There’s much more value to be had here. As the runner up for the 2008 nomination and nominee but failed general election candidate in 2012, Romney has better insights into the vagaries of running for president than perhaps anyone. But, frankly, most of Romney’s “mistakes” were simply a function of the fact that he’s not a great retail politician and comes across as downright weird when he tries to connect with ordinary folks. I’m not sure that any amount of advice can help someone with similar deficits overcome them.
When Romney decided earlier this year that he wouldn’t seek the presidency, it took some of his aides by surprise. He’d pondered running for about a month, speaking to many of the people in his network — a brief exploratory that, for a time, led many to believe he’d launch a third consecutive bid.
On Friday, Romney provided a window into his decision not to run, saying it reflected a calculation of his prospects. He recognized, he said, that “someone who wasn’t as negatively defined as I was in some circles, and someone who was the next political generation, had a better chance of getting the White House than I did. I said, ‘You know, I’ve had two shots, I really should let someone else who I think has a better shot getting the presidency have a chance to do so.”
The role of party elder seems to suit him. At this week’s summit, the third that Romney has hosted, he was in good spirits. Romney — who was often criticized for his stiff appearance — was tie-less, his hair less gelled and parted than in the campaign.
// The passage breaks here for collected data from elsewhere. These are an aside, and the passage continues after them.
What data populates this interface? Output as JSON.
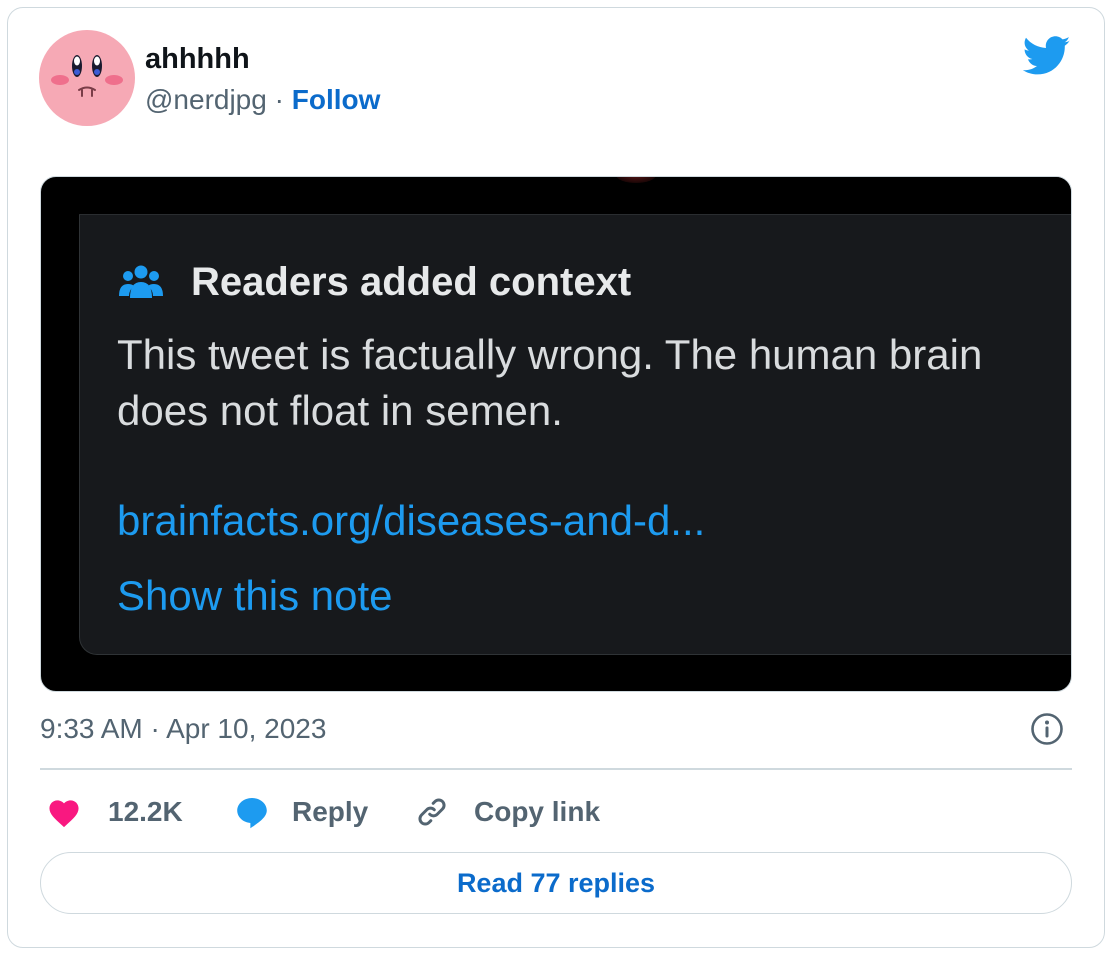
{
  "author": {
    "name": "ahhhhh",
    "handle": "@nerdjpg",
    "separator": " · ",
    "follow_label": "Follow",
    "avatar_icon": "kirby-face-avatar"
  },
  "brand": {
    "logo_icon": "twitter-bird-icon",
    "accent_color": "#1d9bf0",
    "link_color": "#0b6bcb"
  },
  "note": {
    "icon": "readers-group-icon",
    "heading": "Readers added context",
    "body": "This tweet is factually wrong. The human brain does not float in semen.",
    "link": "brainfacts.org/diseases-and-d...",
    "show_label": "Show this note"
  },
  "meta": {
    "timestamp": "9:33 AM · Apr 10, 2023",
    "info_icon": "info-icon"
  },
  "actions": {
    "likes": "12.2K",
    "reply_label": "Reply",
    "copy_label": "Copy link",
    "like_color": "#f91880"
  },
  "footer": {
    "read_replies_label": "Read 77 replies"
  }
}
On Friday morning, on his way to Rubio’s speaking event, he called out to a group of reporters to follow him into the auditorium. “Come on, guys,” he said smiling.
“I don’t look back and second guess,” Romney said. “I don’t say, ‘Oh, I should have made a different decision.’ I’m glad I made the decision I did.”
So . . . less hair gel?
In many presidential races in my adult lifetime, the losing candidate would second-guess themselves afterwards for being overly staged managed and not just being themselves. Bob Dole in 1996 and Al Gore in 2000 ares the most obvious examples but John McCain in 2008 and to a lesser extent Romney in 2012 fell into the trap, too. Romney doesn’t have the ability to connect across audiences in the way that Ronald Reagan, Bill Clinton, or Barack Obama did but few do; indeed, they’re the list in my lifetime. Romney would have been more appealing simply owning who he was. Still, he was up against not only a better politician but a sitting president with a rising economy; he was likely going to lose regardless.
Beyond that, while I very much support Romney’s goal of finding the most attractive Republican candidate to run against, presumably, Hillary Clinton next fall—and doing so without fracturing the party in the process—it’s not at all clear how he’ll have much influence over that fact. The real story seems to be that Sheldon Adelson, who poured so much money into Newt Gingrich’s quixotic run last go around, seems to be on board. Having candidates without much appeal drop out of the race early rather than being propped up by big donors would be helpful.
Better still would be a revival of Reagan’s “11th Commandment.” If the candidates for the nomination would compete on the basis of their experience and vision for the country rather than attacking their opponents as insufficiently conservative, the GOP would be in much better shape. To the extent Romney can help do that behind the scenes—whether by controlling the flow of money and dangling his endorsement—he’ll be valuable. But there’s next to zero chance of that happening, given the fractured state of the party, the ridiculous number of candidates, and the modern media environment.